Gurth arriva en ce moment, et attacha aux talons du chevalier une paire de grands éperons dorés propres à convaincre le cheval le plus rétif que le meilleur parti à prendre est de se conformer aux volontés de son cavalier. Cette vue inspira des craintes au prieur pour sa chère monture, et il commença à se repentir intérieurement de sa courtoisie. « J’ai oublié, dit-il, de vous prévenir, sire chevalier, que ma mule se cabre au premier coup d’éperon. Il vaudrait mieux que vous prissiez dans la grange la mule de notre pourvoyeur. Je puis l’envoyer chercher, et elle sera prête en moins d’une heure. Elle ne saurait être que fort douce, ayant fait récemment toute notre provision de bois pour l’hiver, et ne recevant jamais un grain d’avoine pour nourriture.

— Je vous remercie, révérend père, mais je m’en tiendrai à votre première offre, puisque déjà votre Malkin est sortie et a franchi la porte principale. Gurth portera mon armure en croupe ; ainsi vous voyez que le dos de Malkin ne sera pas surchargé, et qu’elle n’aura aucune raison à alléguer pour lasser ma patience. Maintenant, recevez mes adieux. »

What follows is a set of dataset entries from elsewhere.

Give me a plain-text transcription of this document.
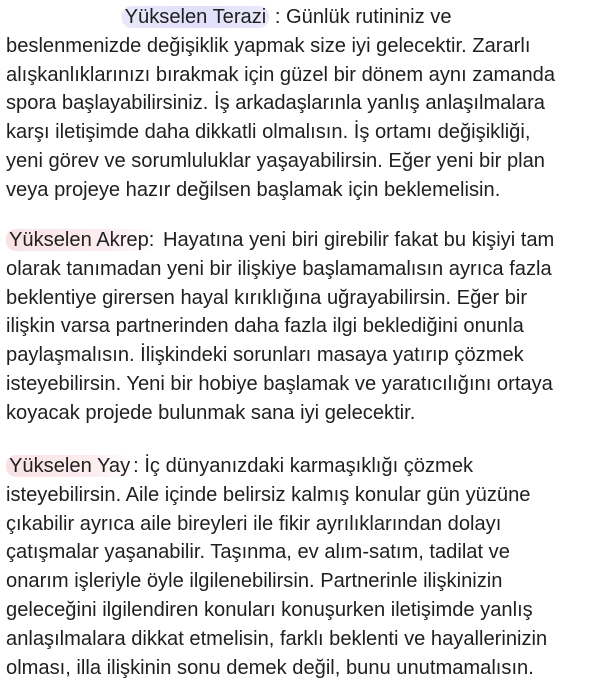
Yükselen Terazi : Günlük rutininiz ve
beslenmenizde değişiklik yapmak size iyi gelecektir. Zararlı
alışkanlıklarınızı bırakmak için güzel bir dönem aynı zamanda
spora başlayabilirsiniz. İş arkadaşlarınla yanlış anlaşılmalara
karşı iletişimde daha dikkatli olmalısın. İş ortamı değişikliği,
yeni görev ve sorumluluklar yaşayabilirsin. Eğer yeni bir plan
veya projeye hazır değilsen başlamak için beklemelisin.
Yükselen Akrep: Hayatına yeni biri girebilir fakat bu kişiyi tam
olarak tanımadan yeni bir ilişkiye başlamamalısın ayrıca fazla
beklentiye girersen hayal kırıklığına uğrayabilirsin. Eğer bir
ilişkin varsa partnerinden daha fazla ilgi beklediğini onunla
paylaşmalısın. İlişkindeki sorunları masaya yatırıp çözmek
isteyebilirsin. Yeni bir hobiye başlamak ve yaratıcılığını ortaya
koyacak projede bulunmak sana iyi gelecektir.
Yükselen Yay : İç dünyanızdaki karmaşıklığı çözmek
isteyebilirsin. Aile içinde belirsiz kalmış konular gün yüzüne
çıkabilir ayrıca aile bireyleri ile fikir ayrılıklarından dolayı
çatışmalar yaşanabilir. Taşınma, ev alım-satım, tadilat ve
onarım işleriyle öyle ilgilenebilirsin. Partnerinle ilişkinizin
geleceğini ilgilendiren konuları konuşurken iletişimde yanlış
anlaşılmalara dikkat etmelisin, farklı beklenti ve hayallerinizin
olması, illa ilişkinin sonu demek değil, bunu unutmamalısın.
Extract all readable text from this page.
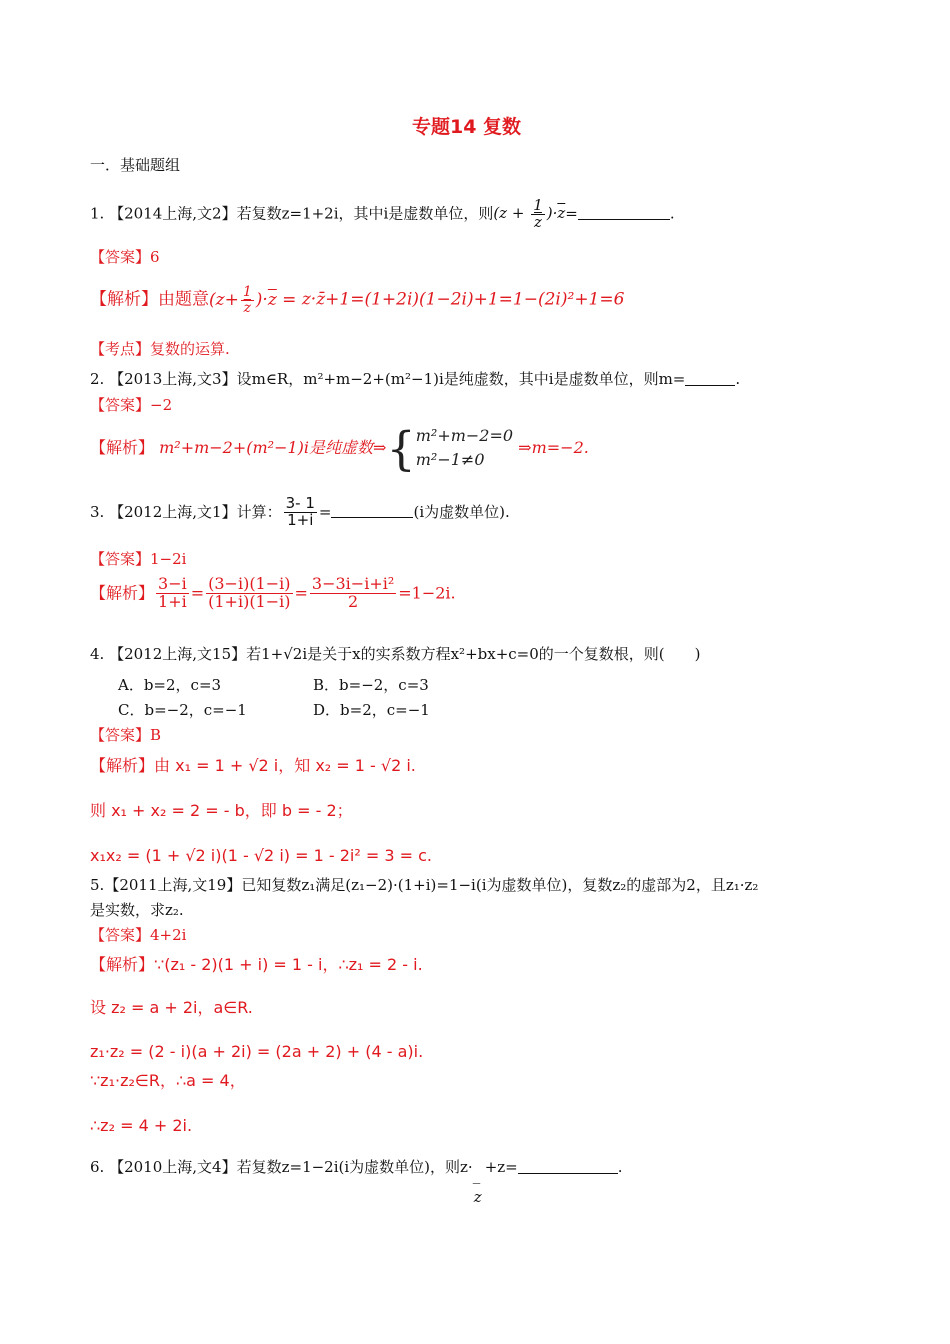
专题14 复数
一．基础题组
1. 【2014上海,文2】若复数z=1+2i，其中i是虚数单位，则$(z + \frac{1}{z} )\cdot\overline{z}=$	.
【答案】6
【解析】由题意$(z+ \frac{1}{z} )\cdot\overline{z}$ = z·z̄+1=(1+2i)(1−2i)+1=1−(2i)²+1=6
【考点】复数的运算.
2. 【2013上海,文3】设m∈R，m²+m−2+(m²−1)i是纯虚数，其中i是虚数单位，则m=	.
【答案】−2
【解析】 m²+m−2+(m²−1)i是纯虚数⇒{ m²+m−2=0
m²−1≠0
⇒m=−2.
3. 【2012上海,文1】计算： $\frac{3- 1}{1+i}$ =	(i为虚数单位).
【答案】1−2i
【解析】 $\frac{3-i}{1+i} = \frac{(3-i)(1-i)}{(1+i)(1-i)} = \frac{\text{3−3i−i+i²}}{2} =1-2i$.
4. 【2012上海,文15】若1+√2i是关于x的实系数方程x²+bx+c=0的一个复数根，则(　　)
A．b=2，c=3	B．b=−2，c=3
C．b=−2，c=−1	D．b=2，c=−1
【答案】B
【解析】由 x₁ = 1 + √2 i，知 x₂ = 1 - √2 i.
则 x₁ + x₂ = 2 = - b，即 b = - 2；
x₁x₂ = (1 + √2 i)(1 - √2 i) = 1 - 2i² = 3 = c.
5.【2011上海,文19】已知复数z₁满足(z₁−2)·(1+i)=1−i(i为虚数单位)，复数z₂的虚部为2，且z₁·z₂
是实数，求z₂.
【答案】4+2i
【解析】∵(z₁ - 2)(1 + i) = 1 - i，∴z₁ = 2 - i.
设 z₂ = a + 2i，a∈R.
z₁·z₂ = (2 - i)(a + 2i) = (2a + 2) + (4 - a)i.
∵z₁·z₂∈R，∴a = 4，
∴z₂ = 4 + 2i.
6. 【2010上海,文4】若复数z=1−2i(i为虚数单位)，则z· _
z
+z=	.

Ivanhoe descendit l’escalier plus vite et plus aisément que sa blessure ne l’eût fait espérer. Il sauta lestement sur la jument, joyeux d’échapper aux importunes recommandations du prieur qui le suivait aussi vite que son âge et son embonpoint le permettaient, tantôt chantant les louanges de Malkin, tantôt recommandant au chevalier de ne point la trop fatiguer. « Elle entre dans sa quinzième

  1. Mot à mot, Fruit des temps : ouvrage théologique presque inconnu aujourd’hui, et qui sans doute était aussi lourd de raisonnement que de son poids matériel. a. m.